Elogio estratégico

Bases_450 x 450 px_PauloRezendePaulo Roberto Rezende é palestrante e consultor nas áreas de Treinamento e Desenvolvimento, Liderança, Planejamento Estratégico, Comunicação Empresarial, Redação Técnica, entre outras. Graduado em Língua Portuguesa e Literatura Brasileira, com pós-graduação em Gestão Estratégica Empresarial e em Docência de Ensino de Nível Superior.

Como mostra a experiência, comece do início, seja pragmático.

Implementar e consolidar práticas que assegurem a captação, retenção e desenvolvimento das pessoas, criando oportunidades que as integrem, desenvolva-as e as estimulem ao comprometimento com os resultados – eis, em linhas gerais, a Missão da área de Recursos Humanos (RH). Para que seja cumprida, é preciso que a equipe aprenda a caminhar com firmeza, não caindo no erro elementar de querer mudar o mundo logo de cara. Não dá!
Na maioria das vezes, os interesses do pessoal de humanas (mudar o mundo) e do empresário e seus financistas (auferir lucros) parecem diametralmente opostos. Em se tratando de RH, o melhor é “comer o mingau pela beirada”, se não souber, aprenda a fazê-lo, sob pena de queimar energia, comprometer esforços e a própria imagem – esse bem intangível e valioso.
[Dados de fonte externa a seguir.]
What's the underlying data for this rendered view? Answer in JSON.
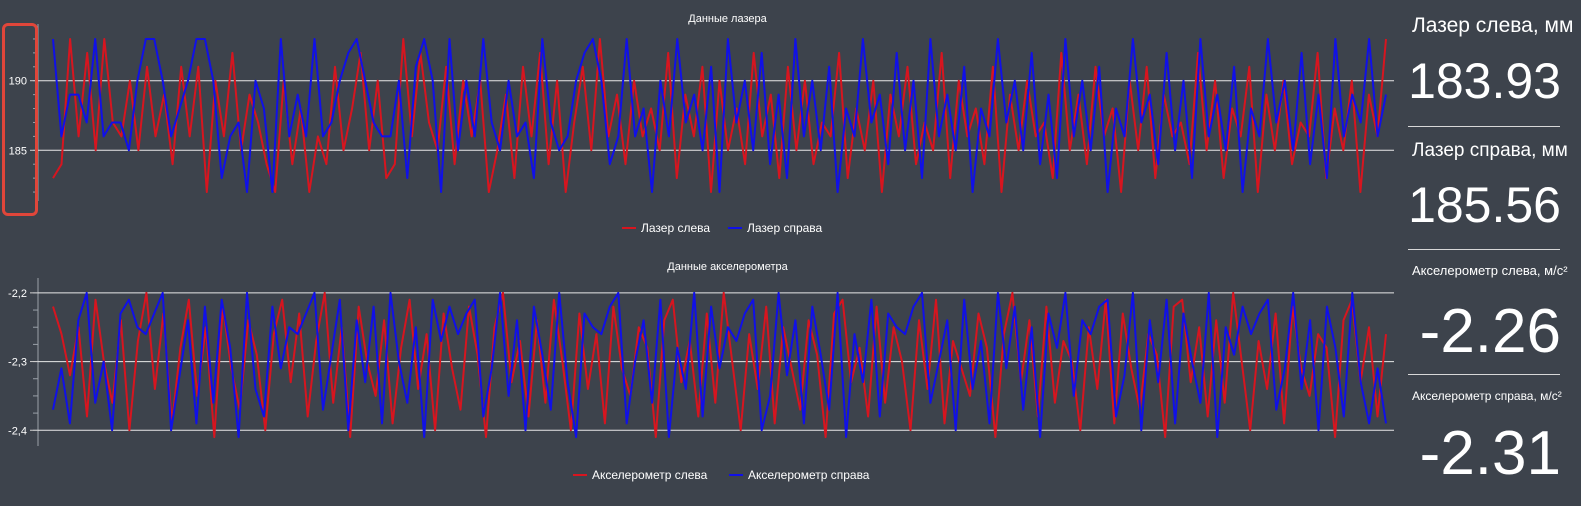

Para os iniciantes, é bom saber que, independente do porte e segmento, há empresários, diretores, gerentes, entre outros, para quem o RH se resume às funções de recrutar, admitir, demitir, cuidar da folha de pagamento, segurança e medicina ocupacional e – óbvio! – organizar festas de aniversário. Sequer passa por suas cabeças de que cabem à área responsabilidades tão ou mais nobres para o negócio. Surpreendem-se quando descobrem que também pode subsidiar decisões estratégicas, recrutando e selecionando alinhado aos novos desafios, treinando e desenvolvendo segundo demandas específicas – desmistificando a ideia de que treinamento é turismo e lazer nas belíssimas praias do Nordeste –, construindo e fornecendo indicadores de resultados, atualizando políticas de remuneração e por aí vai.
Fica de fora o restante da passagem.